Reclaiming the Castle
After decades of waiting, the time may be ripe for a renovation of Pillsbury Hall.
The space feels more like a barn than the attic of a university landmark. But instead of haylofts and milking cans, the massive top floor of Pillsbury Hall is crowded with the castoffs of the building’s former life as the home of the U’s department of Earth Sciences. Rolls of yellowing maps—presumably now either out of date or digitized—spill off tables. Metal boxes crammed with rock samples are caked with dust. Oak flat files stand empty.
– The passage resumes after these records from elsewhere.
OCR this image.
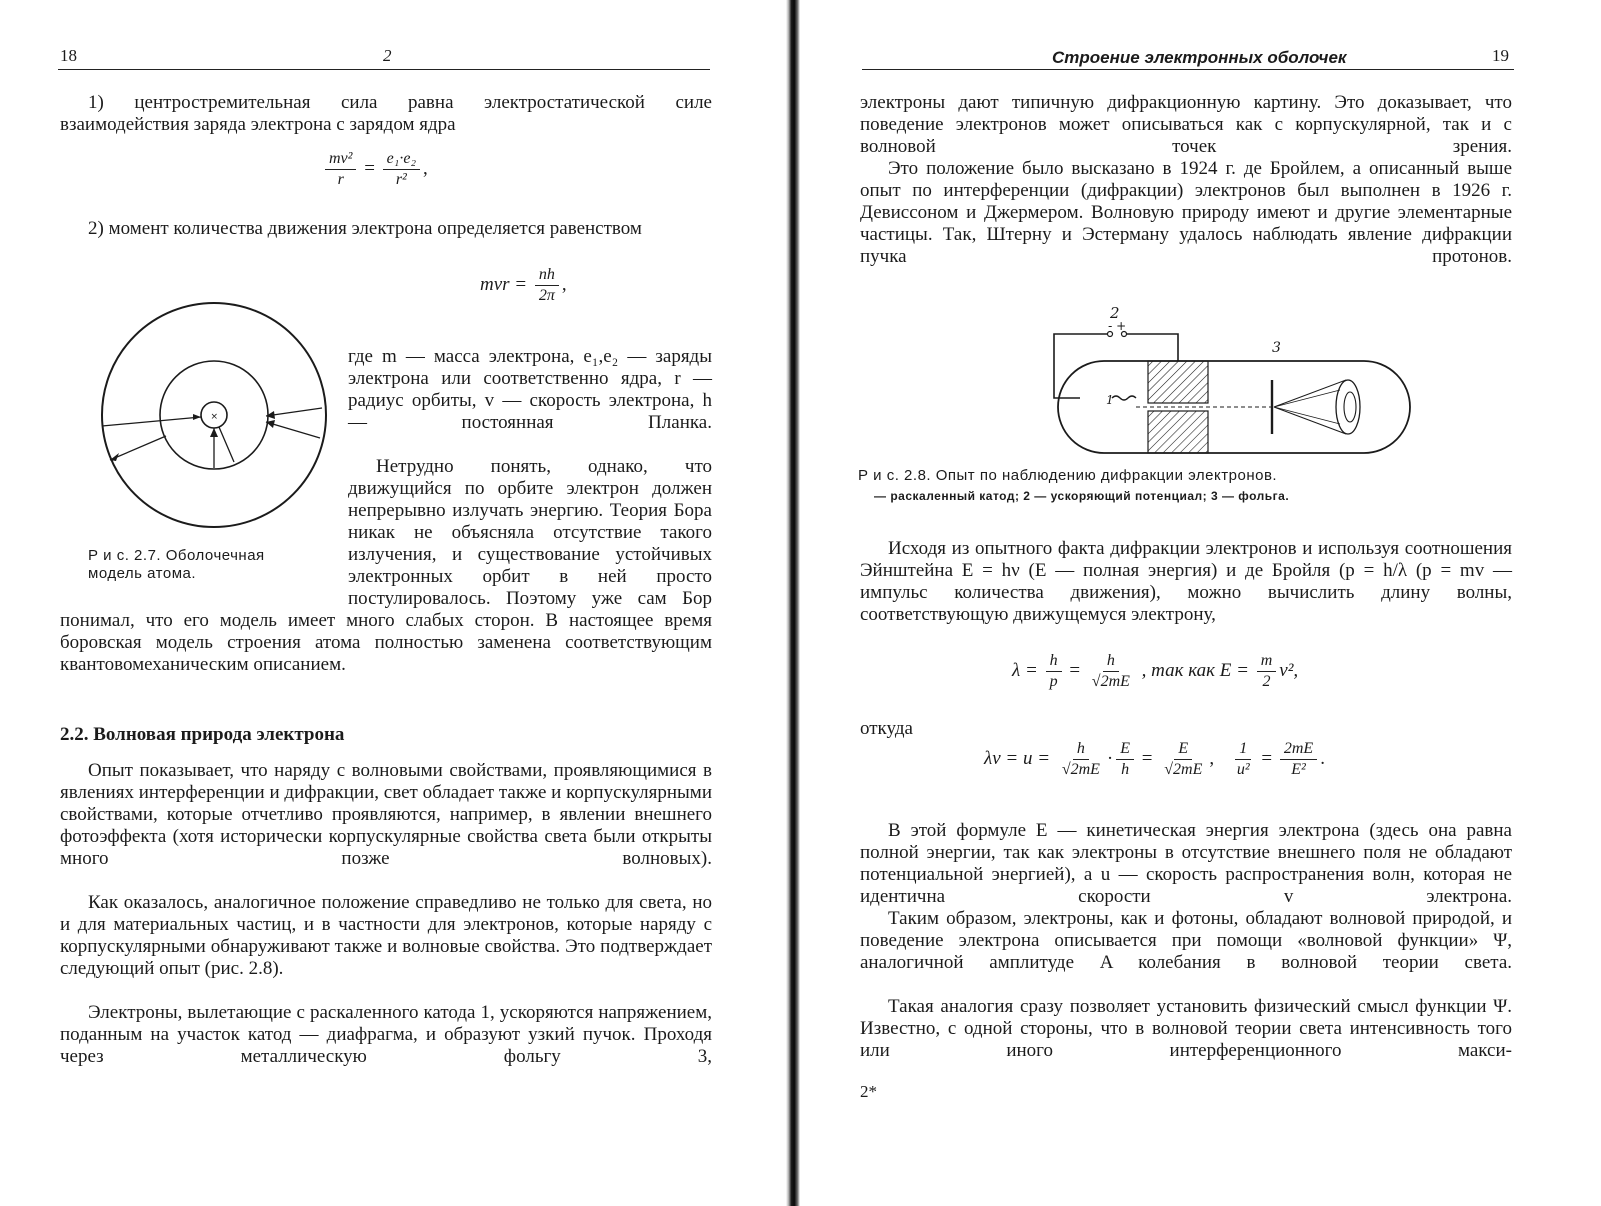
18	2

1) центростремительная сила равна электростатической силе взаимодействия заряда электрона с зарядом ядра

$\frac{\text{mv²}}{r} = \frac{\text{e₁·e₂}}{\text{r²}}$ ,

2) момент количества движения электрона определяется равенством

mvr = $\frac{nh}{2\pi}$ ,
×
Р и с. 2.7. Оболочечная
модель атома.

где m — масса электрона, e₁,e₂ — заряды электрона или соответственно ядра, r — радиус орбиты, v — скорость электрона, h — постоянная Планка.

Нетрудно понять, однако, что движущийся по орбите электрон должен непрерывно излучать энергию. Теория Бора никак не объясняла отсутствие такого излучения, и существование устойчивых электронных орбит в ней просто постулировалось. Поэтому уже сам Бор

понимал, что его модель имеет много слабых сторон. В настоящее время боровская модель строения атома полностью заменена соответствующим квантовомеханическим описанием.

2.2. Волновая природа электрона

Опыт показывает, что наряду с волновыми свойствами, проявляющимися в явлениях интерференции и дифракции, свет обладает также и корпускулярными свойствами, которые отчетливо проявляются, например, в явлении внешнего фотоэффекта (хотя исторически корпускулярные свойства света были открыты много позже волновых).

Как оказалось, аналогичное положение справедливо не только для света, но и для материальных частиц, и в частности для электронов, которые наряду с корпускулярными обнаруживают также и волновые свойства. Это подтверждает следующий опыт (рис. 2.8).

Электроны, вылетающие с раскаленного катода 1, ускоряются напряжением, поданным на участок катод — диафрагма, и образуют узкий пучок. Проходя через металлическую фольгу 3,

Строение электронных оболочек	19

электроны дают типичную дифракционную картину. Это доказывает, что поведение электронов может описываться как с корпускулярной, так и с волновой точек зрения.

Это положение было высказано в 1924 г. де Бройлем, а описанный выше опыт по интерференции (дифракции) электронов был выполнен в 1926 г. Девиссоном и Джермером. Волновую природу имеют и другие элементарные частицы. Так, Штерну и Эстерману удалось наблюдать явление дифракции пучка протонов.

2
- +
1
3
Р и с. 2.8. Опыт по наблюдению дифракции электронов.
— раскаленный катод; 2 — ускоряющий потенциал; 3 — фольга.

Исходя из опытного факта дифракции электронов и используя соотношения Эйнштейна E = hν (E — полная энергия) и де Бройля (p = h/λ (p = mv — импульс количества движения), можно вычислить длину волны, соответствующую движущемуся электрону,

$\lambda = \frac{h}{p} = \frac{h}{√2mE}$ , так как $E = \frac{m}{2} v^2$,
откуда
$\lambda\nu = u = \frac{h}{√2mE} \cdot \frac{E}{h} = \frac{E}{√2mE}$ , $\frac{1}{\text{u²}} = \frac{2mE}{\text{E²}}$ .

В этой формуле E — кинетическая энергия электрона (здесь она равна полной энергии, так как электроны в отсутствие внешнего поля не обладают потенциальной энергией), а u — скорость распространения волн, которая не идентична скорости v электрона.

Таким образом, электроны, как и фотоны, обладают волновой природой, и поведение электрона описывается при помощи «волновой функции» Ψ, аналогичной амплитуде A колебания в волновой теории света.

Такая аналогия сразу позволяет установить физический смысл функции Ψ. Известно, с одной стороны, что в волновой теории света интенсивность того или иного интерференционного макси-

2*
In October, a group of roughly 20 state legislators and staff made its way through the clutter to an unfinished round room beneath the 1889 building’s turret. There, they were greeted by an actor playing John S. Pillsbury, the former governor and U regent, who moved to Minnesota in 1855 and eventually cofounded the C.A. Pillsbury and Company, which became the largest flour milling business in the world.
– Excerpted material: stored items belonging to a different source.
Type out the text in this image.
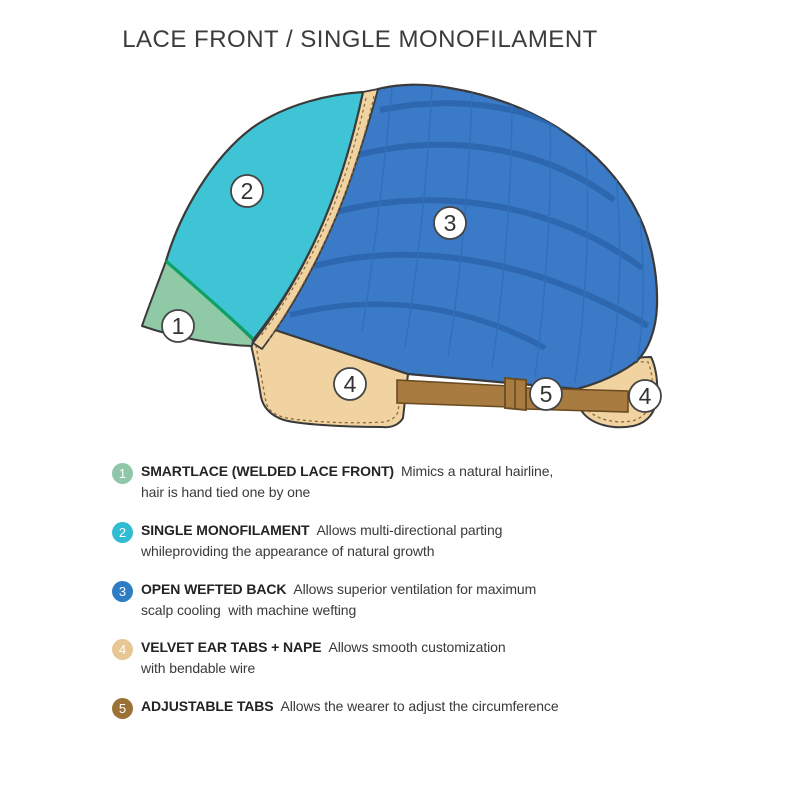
LACE FRONT / SINGLE MONOFILAMENT
1
2
3
4	5	4
1	SMARTLACE (WELDED LACE FRONT) Mimics a natural hairline,
hair is hand tied one by one
2	SINGLE MONOFILAMENT Allows multi-directional parting
whileproviding the appearance of natural growth
3	OPEN WEFTED BACK Allows superior ventilation for maximum
scalp cooling  with machine wefting
4	VELVET EAR TABS + NAPE Allows smooth customization
with bendable wire
5	ADJUSTABLE TABS Allows the wearer to adjust the circumference
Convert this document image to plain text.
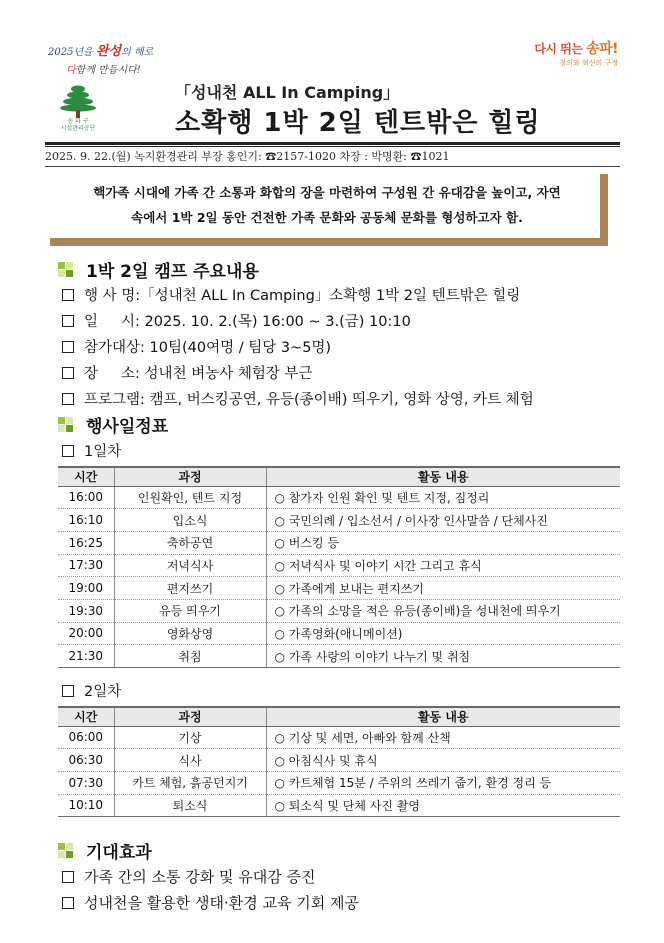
2025년을 완성의 해로
다함께 만듭시다!
다시 뛰는 송파!
창의와 혁신의 구정
송 파 구
시설관리공단
「성내천 ALL In Camping」
소확행 1박 2일 텐트밖은 힐링
2025. 9. 22.(월) 녹지환경관리 부장 홍인기: ☎2157-1020 차장 : 박명환: ☎1021

핵가족 시대에 가족 간 소통과 화합의 장을 마련하여 구성원 간 유대감을 높이고, 자연
속에서 1박 2일 동안 건전한 가족 문화와 공동체 문화를 형성하고자 함.

1박 2일 캠프 주요내용
행 사 명:「성내천 ALL In Camping」소확행 1박 2일 텐트밖은 힐링
일     시: 2025. 10. 2.(목) 16:00 ~ 3.(금) 10:10
참가대상: 10팀(40여명 / 팀당 3~5명)
장     소: 성내천 벼농사 체험장 부근
프로그램: 캠프, 버스킹공연, 유등(종이배) 띄우기, 영화 상영, 카트 체험
행사일정표
1일차
시간	과정	활동 내용
16:00	인원확인, 텐트 지정	○ 참가자 인원 확인 및 텐트 지정, 짐정리
16:10	입소식	○ 국민의례 / 입소선서 / 이사장 인사말씀 / 단체사진
16:25	축하공연	○ 버스킹 등
17:30	저녁식사	○ 저녁식사 및 이야기 시간 그리고 휴식
19:00	편지쓰기	○ 가족에게 보내는 편지쓰기
19:30	유등 띄우기	○ 가족의 소망을 적은 유등(종이배)을 성내천에 띄우기
20:00	영화상영	○ 가족영화(애니메이션)
21:30	취침	○ 가족 사랑의 이야기 나누기 및 취침
2일차
시간	과정	활동 내용
06:00	기상	○ 기상 및 세면, 아빠와 함께 산책
06:30	식사	○ 아침식사 및 휴식
07:30	카트 체험, 흙공던지기	○ 카트체험 15분 / 주위의 쓰레기 줍기, 환경 정리 등
10:10	퇴소식	○ 퇴소식 및 단체 사진 촬영
기대효과
가족 간의 소통 강화 및 유대감 증진
성내천을 활용한 생태·환경 교육 기회 제공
The actor, donning a top hat and period clothing, was on hand to entertain legislators, but also to convey a message using the gravity of history: Now is the time to renovate Pillsbury Hall, so the Department of English can finally have a home after squatting in Lind Hall for five decades. The renovation, which is expected to cost $36 million, would require approximately $24 million in state funding. The U’s 2018 capital request for the upcoming legislative session, which begins in February, also includes $200 million for general maintenance and improvements; $10.5 million to update campuses in Crookston, Duluth, and Morris; and $4 million to create a matching fund to preserve Duluth’s Glensheen mansion.
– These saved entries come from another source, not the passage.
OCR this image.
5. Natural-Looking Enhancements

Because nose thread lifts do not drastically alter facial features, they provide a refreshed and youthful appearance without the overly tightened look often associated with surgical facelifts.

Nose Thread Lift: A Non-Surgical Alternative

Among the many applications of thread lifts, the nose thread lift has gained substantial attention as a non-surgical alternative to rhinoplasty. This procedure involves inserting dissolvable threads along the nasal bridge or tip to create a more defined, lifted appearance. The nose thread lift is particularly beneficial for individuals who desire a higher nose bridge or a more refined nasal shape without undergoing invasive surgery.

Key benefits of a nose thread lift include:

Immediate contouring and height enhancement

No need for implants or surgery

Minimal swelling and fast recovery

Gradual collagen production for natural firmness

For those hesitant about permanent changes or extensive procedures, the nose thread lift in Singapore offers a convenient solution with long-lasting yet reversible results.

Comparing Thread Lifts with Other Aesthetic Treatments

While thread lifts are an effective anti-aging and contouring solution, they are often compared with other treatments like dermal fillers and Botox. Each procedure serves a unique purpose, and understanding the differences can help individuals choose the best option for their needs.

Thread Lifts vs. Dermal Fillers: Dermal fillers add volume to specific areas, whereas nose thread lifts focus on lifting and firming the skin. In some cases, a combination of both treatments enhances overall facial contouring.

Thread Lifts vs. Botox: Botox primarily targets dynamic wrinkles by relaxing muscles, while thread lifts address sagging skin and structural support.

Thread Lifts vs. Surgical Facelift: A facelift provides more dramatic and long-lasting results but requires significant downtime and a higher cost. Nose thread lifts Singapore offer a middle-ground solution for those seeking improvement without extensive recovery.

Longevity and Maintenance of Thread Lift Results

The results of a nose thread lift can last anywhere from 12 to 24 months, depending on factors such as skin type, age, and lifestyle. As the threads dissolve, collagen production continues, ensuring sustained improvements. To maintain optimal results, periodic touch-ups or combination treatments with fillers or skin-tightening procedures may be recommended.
Pillsbury had a limited education—he didn’t go to high school or college. But when the governor sent him a note asking the businessman to become a regent, he agreed. And when a new building that had been approved by the 1887 Legislature was half-destroyed by a fire, Pillsbury, by now the state’s former governor, offered to donate $150,000—$4 million today—to complete what would become a science building.
The gift, however, had strings attached: The U needed to agree not to relocate the agriculture and mechanic arts education schools to another location 40 miles away. The agreement secured the University’s land grant status and stabilized its shaky financial situation.
“Pillsbury Hall is a magnificent, iconic building much in need of interior renovation,” says Madelon Sprengnether, an English department Regents Professor Emerita, who accompanied the legislators on the tour. “It is on the National Register of Historic Places, not only because of its architectural distinction but also because of its significance in the history in the founding of the University. For [John S. Pillsbury’s] untiring efforts, he was named a lifetime regent and is known as the ‘Father of the University.’ No building better symbolizes the founding of the University than Pillsbury Hall. To celebrate its restoration is to celebrate the University itself.”
Today, Pillsbury Hall is the second oldest building on campus. But while the ornately detailed sandstone exterior—considered the greatest example of Richardsonian Romanesque architecture in the state—is nothing short of stunning, the interior has the hollowed-out feel of a ghost town, with outdated drop ceilings and only one set of bathrooms, hidden away in the basement.
That’s set to change if Sprengnether and her colleagues in the English department realize their 20-year dream to relocate from Lind Hall, where they struggle to accommodate the approximately 6,000 students who take English classes in a building belonging primarily to the College of Science and Engineering. Students regularly study on the hallway floors.
The plans for Pillsbury Hall are grand. In addition to housing classrooms, study spaces, production labs for video and digital storytelling, and offices for professors and teaching assistants, the English department would turn the building’s dusty, cluttered attic into an above-the-treetops public space for readings, lectures, and other community events.
The English department has launched a public opinion campaign in support of the project, making the case that now—since Earth Sciences moved into the newly renovated Tate Hall, leaving Pillsbury vacant—is their moment. They are encouraging supporters to write and Tweet messages to legislators, tagging them with #Driven4MN and #UMNProud.
Supporters note that theirs is one of the top-ranked M.F.A. creative writing programs in the country. And, as department chair Andrew Elfenbein remarked when welcoming legislators to the building in October, English has provided the formative training for many prominent entrepreneurs and CEOs. “Our alums teach your children, manage your businesses, lead your faith communities, and write the words Minnesotans are reading,” he said. “Now is the perfect time for the renovation of Pillsbury Hall. It will immeasurably benefit not only the arts and the humanities, but science and technology as well. We are so excited about what this renovation will allow us to contribute to Minnesota.”
Or, as John Coleman, the dean of the College of Liberal Arts, put it during the tour: “We live in a time where there is a need to empathize. And that’s what literature teaches.”
Elizabeth Foy Larsen is Minnesota Alumni's senior editor.